Following better than expected inflation data in August, the bank’s Monetary Policy Committee was split five to four in favour of leaving rates unchanged, with BoE governor Andrew Bailey casting the final and decisive vote.
The decision was the first pause after 14 consecutive rate rises since the start of the tightening cycle in December 2021. On Wednesday, the US Federal Reserve also voted to keep its benchmark rate steady.
Although the MPC made little comment about its future actions, it suggested that rates were now high enough to succeed in restoring price stability.
“Monetary policy will need to be sufficiently restrictive for sufficiently long to return inflation to the 2 per cent target sustainably in the medium term,” it said.
Sterling extended losses to trade down 0.66 per cent against the dollar after the decision. Two-year gilt yields, which reflect interest rate expectations, fell to 4.878 per cent, having traded at 4.893 per cent ahead of the vote.
Inflation stood at 6.7 per cent in August and there were no suggestions of a cut in interest rates in the near term.
In a statement, Bailey said: “Inflation has fallen a lot in recent months, and we think it will continue to do so. That’s welcome news. But there is no room for complacency. We need to be sure inflation returns to normal and we will continue to take the decisions necessary to do just that.”
In a letter to the governor, chancellor Jeremy Hunt said the BoE had his “full support” in taking action to get inflation down.
Officials did not think inflationary pressures would strengthen again, but they noted that the hold in rates did not preclude another rate rise in months to come. “Further tightening in monetary policy would be required if there was evidence of more persistent inflationary pressures,” the MPC said.
The five members who voted to hold rates were Bailey, deputy governor Ben Broadbent, chief economist Huw Pill, deputy governor Sir Dave Ramsden and the external member Swati Dhingra.
They highlighted the importance of Wednesday’s inflation figures alongside weaker data across the labour market suggesting previous rate rises were cooling the economy.

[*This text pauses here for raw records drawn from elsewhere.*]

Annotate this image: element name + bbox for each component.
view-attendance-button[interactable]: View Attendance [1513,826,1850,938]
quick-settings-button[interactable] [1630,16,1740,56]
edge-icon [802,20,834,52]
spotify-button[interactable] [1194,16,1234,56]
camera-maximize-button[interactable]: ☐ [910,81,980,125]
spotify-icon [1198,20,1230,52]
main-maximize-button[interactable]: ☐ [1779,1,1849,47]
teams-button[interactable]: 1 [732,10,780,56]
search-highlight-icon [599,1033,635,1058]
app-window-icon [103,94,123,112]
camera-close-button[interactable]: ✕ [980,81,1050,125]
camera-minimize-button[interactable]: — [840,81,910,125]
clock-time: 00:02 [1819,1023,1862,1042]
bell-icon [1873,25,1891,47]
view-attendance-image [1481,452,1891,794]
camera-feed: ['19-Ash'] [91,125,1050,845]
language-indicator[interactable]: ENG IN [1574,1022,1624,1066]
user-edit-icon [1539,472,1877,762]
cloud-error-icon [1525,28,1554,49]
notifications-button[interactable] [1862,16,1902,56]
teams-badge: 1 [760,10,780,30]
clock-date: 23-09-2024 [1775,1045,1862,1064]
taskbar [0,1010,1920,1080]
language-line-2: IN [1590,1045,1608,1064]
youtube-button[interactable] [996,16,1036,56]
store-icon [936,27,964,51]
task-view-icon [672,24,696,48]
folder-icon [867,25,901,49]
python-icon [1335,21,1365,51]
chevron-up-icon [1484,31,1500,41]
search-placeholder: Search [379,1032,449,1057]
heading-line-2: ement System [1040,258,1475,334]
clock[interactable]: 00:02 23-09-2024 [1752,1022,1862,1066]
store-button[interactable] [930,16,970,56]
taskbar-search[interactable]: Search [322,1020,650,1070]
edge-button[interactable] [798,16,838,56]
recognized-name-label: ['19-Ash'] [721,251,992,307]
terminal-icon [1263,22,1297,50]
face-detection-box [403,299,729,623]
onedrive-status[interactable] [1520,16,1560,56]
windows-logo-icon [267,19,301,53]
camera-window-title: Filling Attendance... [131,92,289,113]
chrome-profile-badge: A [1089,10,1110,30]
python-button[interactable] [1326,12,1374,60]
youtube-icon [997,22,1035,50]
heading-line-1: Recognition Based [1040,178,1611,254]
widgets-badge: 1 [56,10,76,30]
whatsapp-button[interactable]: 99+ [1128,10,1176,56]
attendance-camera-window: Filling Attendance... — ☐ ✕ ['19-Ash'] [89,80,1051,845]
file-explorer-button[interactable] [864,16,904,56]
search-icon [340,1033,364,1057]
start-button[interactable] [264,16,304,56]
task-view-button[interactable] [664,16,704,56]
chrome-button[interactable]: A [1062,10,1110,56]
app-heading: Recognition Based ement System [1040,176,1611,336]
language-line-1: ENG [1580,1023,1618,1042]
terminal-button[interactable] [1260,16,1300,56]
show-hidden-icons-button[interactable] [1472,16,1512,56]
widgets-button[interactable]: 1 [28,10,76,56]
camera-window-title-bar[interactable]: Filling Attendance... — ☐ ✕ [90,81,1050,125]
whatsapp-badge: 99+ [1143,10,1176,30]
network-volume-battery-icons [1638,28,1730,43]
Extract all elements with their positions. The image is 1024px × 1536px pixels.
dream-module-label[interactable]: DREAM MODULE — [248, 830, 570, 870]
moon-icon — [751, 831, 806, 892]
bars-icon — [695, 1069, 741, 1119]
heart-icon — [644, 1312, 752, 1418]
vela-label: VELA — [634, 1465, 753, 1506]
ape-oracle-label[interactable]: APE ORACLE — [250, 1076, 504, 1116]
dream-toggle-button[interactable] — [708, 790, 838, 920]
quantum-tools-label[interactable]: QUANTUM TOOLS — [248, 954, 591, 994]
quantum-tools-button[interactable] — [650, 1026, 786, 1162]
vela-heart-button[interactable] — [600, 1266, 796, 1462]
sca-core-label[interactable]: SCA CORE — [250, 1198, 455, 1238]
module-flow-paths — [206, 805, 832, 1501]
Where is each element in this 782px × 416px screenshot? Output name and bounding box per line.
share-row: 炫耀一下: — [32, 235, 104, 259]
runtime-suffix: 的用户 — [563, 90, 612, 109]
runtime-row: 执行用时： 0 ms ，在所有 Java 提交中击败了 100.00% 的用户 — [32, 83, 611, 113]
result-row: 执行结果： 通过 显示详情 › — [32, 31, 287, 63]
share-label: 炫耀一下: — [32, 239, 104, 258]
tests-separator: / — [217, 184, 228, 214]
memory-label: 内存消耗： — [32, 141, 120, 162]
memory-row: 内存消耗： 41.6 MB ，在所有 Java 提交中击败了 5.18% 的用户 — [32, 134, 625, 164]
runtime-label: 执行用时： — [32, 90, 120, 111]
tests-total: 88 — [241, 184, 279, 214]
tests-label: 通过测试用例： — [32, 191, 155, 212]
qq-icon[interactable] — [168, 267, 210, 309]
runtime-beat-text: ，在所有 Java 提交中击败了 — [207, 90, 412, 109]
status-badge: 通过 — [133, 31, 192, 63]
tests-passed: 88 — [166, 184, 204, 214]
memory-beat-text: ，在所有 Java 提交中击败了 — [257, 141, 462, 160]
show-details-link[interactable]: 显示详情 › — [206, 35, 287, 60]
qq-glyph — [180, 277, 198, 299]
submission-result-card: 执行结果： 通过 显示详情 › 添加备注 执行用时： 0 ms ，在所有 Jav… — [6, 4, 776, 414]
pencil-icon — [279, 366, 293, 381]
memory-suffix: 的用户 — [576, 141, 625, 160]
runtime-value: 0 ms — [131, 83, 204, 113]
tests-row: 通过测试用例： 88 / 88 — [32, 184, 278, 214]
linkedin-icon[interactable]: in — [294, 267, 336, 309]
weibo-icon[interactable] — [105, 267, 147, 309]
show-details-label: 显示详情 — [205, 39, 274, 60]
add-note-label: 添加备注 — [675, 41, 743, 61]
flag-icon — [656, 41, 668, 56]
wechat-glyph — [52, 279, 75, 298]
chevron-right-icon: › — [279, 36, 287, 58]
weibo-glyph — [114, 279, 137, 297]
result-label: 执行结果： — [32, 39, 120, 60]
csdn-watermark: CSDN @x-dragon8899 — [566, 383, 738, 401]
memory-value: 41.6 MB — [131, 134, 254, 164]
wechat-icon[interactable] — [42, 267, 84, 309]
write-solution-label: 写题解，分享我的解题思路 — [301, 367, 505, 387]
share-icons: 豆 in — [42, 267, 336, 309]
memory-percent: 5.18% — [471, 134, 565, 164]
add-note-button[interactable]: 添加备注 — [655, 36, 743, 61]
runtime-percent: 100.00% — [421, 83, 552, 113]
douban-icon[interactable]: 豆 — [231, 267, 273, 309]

“Conditions were likely to warrant a restrictive policy stance being maintained until material progress had been made in returning inflation to the 2 per cent target,” the members said.
The four MPC members in the minority voting to raise rates by 0.25 percentage points to 5.5 per cent disagreed and said there was “still evidence of more persistent inflationary pressures”. Higher borrowing costs would “address the risks of more deeply embedded inflation persistence”, they added.
This hawkish group included three of the four external MPC members — Megan Greene, Jonathan Haskel and Catherine Mann — along with the outgoing deputy governor Sir Jon Cunliffe, who was present for his last MPC meeting.
Alongside the interest rate decision, the committee unanimously agreed to raise the pace of its quantitative tightening process for the year ahead from £80bn in 2022-23 to £100bn in 2023-24.
This reverses more of the money printing undertaken by the BoE since 2009, although the stock of government bonds owned by the central bank was still forecast to stand at £658bn in September 2024.
The MPC said it considered interest rates to be the active tool of monetary policy and the effect of its asset sales on borrowing costs was “modest”.